At its I/O developers conference, Google announced the launch of its new ML Hub platform, aimed at providing guidance for developers seeking to train and deploy machine learning models, regardless of their level of expertise. The company aims to make machine learning more accessible and democratized with this new platform. The goal of the platform is to give developers a landing page to look at what kind of model they want to generate, based on the data they have, and then provide step-by-step directions for how to deploy those models.
The ML Hub is launching with an initial set of toolkits that cover a set of common use cases, with plans to update these regularly and launch new ones in a steady cadence. For instance, some of the early toolkits can assist developers in building text classifiers using Keras or taking large language models and running them on Android with Keras and TensorFlow Lite.
According to Alex Spinelli, Google’s VP of product management for machine learning, generative AI may be getting all of the hype at present, but machine learning is a large space that covers a wide range of types of models and technology.

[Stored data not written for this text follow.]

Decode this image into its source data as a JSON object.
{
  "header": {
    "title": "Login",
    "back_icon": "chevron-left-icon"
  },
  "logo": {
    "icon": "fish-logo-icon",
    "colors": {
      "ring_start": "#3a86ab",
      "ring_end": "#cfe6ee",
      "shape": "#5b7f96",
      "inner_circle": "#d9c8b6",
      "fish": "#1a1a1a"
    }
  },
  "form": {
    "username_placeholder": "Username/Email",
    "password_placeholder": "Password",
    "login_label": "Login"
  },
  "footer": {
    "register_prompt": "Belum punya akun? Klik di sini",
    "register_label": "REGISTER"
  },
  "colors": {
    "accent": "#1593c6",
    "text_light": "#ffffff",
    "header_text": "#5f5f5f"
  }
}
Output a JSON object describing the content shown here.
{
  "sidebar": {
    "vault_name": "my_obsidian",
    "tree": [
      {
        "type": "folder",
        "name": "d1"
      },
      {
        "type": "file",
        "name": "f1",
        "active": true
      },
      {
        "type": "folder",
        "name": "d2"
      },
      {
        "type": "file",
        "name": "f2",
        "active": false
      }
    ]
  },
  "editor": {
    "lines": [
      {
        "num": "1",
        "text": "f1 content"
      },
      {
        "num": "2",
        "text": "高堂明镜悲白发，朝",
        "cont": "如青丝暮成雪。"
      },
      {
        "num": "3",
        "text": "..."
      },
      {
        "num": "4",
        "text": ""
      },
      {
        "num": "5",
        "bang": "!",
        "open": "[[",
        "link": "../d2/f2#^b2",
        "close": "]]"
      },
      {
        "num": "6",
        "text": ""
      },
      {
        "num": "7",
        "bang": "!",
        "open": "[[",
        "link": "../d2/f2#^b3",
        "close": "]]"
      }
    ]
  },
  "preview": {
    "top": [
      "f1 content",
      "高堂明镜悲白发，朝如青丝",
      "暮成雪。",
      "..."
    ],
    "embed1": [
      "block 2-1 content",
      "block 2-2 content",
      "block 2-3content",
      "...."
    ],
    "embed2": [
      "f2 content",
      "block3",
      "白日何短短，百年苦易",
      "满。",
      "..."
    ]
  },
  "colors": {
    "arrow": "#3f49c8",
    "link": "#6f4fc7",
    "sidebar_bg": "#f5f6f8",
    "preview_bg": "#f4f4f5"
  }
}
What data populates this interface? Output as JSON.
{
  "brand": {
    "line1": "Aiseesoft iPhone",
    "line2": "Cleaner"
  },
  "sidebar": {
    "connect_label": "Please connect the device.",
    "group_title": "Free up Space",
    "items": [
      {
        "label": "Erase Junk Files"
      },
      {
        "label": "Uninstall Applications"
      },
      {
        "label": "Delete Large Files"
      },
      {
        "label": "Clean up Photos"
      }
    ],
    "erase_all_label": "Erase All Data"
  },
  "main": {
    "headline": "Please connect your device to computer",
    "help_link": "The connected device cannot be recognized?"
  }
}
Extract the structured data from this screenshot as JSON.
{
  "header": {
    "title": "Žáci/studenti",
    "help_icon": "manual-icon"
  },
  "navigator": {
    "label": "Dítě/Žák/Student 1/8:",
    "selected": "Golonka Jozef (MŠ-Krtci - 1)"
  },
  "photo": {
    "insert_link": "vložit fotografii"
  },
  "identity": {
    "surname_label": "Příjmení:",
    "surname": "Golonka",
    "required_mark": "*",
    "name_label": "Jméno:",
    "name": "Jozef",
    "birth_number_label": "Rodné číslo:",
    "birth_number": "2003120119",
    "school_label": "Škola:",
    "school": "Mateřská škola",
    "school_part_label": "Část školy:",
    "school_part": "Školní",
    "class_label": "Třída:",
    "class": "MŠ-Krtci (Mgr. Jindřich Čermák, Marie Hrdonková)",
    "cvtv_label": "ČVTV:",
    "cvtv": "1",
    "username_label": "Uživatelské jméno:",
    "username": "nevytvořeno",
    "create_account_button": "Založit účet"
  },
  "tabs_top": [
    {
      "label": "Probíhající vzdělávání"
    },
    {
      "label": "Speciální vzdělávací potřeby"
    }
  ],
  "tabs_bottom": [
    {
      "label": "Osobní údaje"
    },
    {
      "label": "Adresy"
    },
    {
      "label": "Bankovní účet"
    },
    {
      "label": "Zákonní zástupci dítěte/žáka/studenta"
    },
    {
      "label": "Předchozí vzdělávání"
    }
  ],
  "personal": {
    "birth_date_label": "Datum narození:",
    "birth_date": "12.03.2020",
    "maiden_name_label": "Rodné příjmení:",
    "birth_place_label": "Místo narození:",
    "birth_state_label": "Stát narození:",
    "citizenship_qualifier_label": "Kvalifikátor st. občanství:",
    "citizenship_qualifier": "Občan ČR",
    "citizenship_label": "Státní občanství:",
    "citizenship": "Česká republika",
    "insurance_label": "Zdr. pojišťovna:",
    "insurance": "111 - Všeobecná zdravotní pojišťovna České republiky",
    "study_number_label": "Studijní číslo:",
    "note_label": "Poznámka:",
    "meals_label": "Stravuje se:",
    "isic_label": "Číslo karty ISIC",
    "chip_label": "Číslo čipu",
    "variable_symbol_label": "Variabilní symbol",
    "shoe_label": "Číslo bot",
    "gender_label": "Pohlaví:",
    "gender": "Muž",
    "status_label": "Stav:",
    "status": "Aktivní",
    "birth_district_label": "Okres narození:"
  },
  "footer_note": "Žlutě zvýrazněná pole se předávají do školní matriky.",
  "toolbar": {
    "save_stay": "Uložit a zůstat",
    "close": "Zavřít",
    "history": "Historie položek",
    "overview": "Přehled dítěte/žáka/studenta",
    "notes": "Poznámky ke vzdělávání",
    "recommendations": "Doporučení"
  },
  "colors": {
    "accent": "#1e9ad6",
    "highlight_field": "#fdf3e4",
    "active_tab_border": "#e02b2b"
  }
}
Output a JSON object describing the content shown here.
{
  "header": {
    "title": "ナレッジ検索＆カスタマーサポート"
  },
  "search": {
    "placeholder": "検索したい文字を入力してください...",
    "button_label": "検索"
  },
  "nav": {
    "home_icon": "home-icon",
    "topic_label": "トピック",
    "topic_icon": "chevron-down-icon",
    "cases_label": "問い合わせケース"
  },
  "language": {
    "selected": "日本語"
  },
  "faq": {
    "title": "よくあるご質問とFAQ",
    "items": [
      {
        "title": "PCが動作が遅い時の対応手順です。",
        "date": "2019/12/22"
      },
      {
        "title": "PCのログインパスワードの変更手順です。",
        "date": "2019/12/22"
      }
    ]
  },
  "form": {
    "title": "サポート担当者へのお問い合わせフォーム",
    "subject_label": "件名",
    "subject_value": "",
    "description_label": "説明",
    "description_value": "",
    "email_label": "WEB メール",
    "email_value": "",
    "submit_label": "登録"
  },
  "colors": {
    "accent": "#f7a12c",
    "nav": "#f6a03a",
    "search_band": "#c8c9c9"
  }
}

He noted that the focus of the platform is on open-source tools, but that the new toolkits will also provide a “glide path into the Google Cloud,” while at the same time remaining open source for use on-premises or in any cloud.
The platform is aimed at a wide audience, from those who are early in their AI career to seasoned professionals. Spinelli emphasized that Google has a sprawling set of open-source technologies that cover many different assets, and the company aims to make it easier to understand how they fit together and help people get up and running.
With the ML Hub, Google aims to cover a wide range of uses of machine learning technology, such as computer vision, facial recognition, recommendation systems, relevance ranking of content, and clustering content. The company has no intention of leaving any area behind and seeks to ensure that developers and researchers have access to the right set of tools and technologies for their particular use case.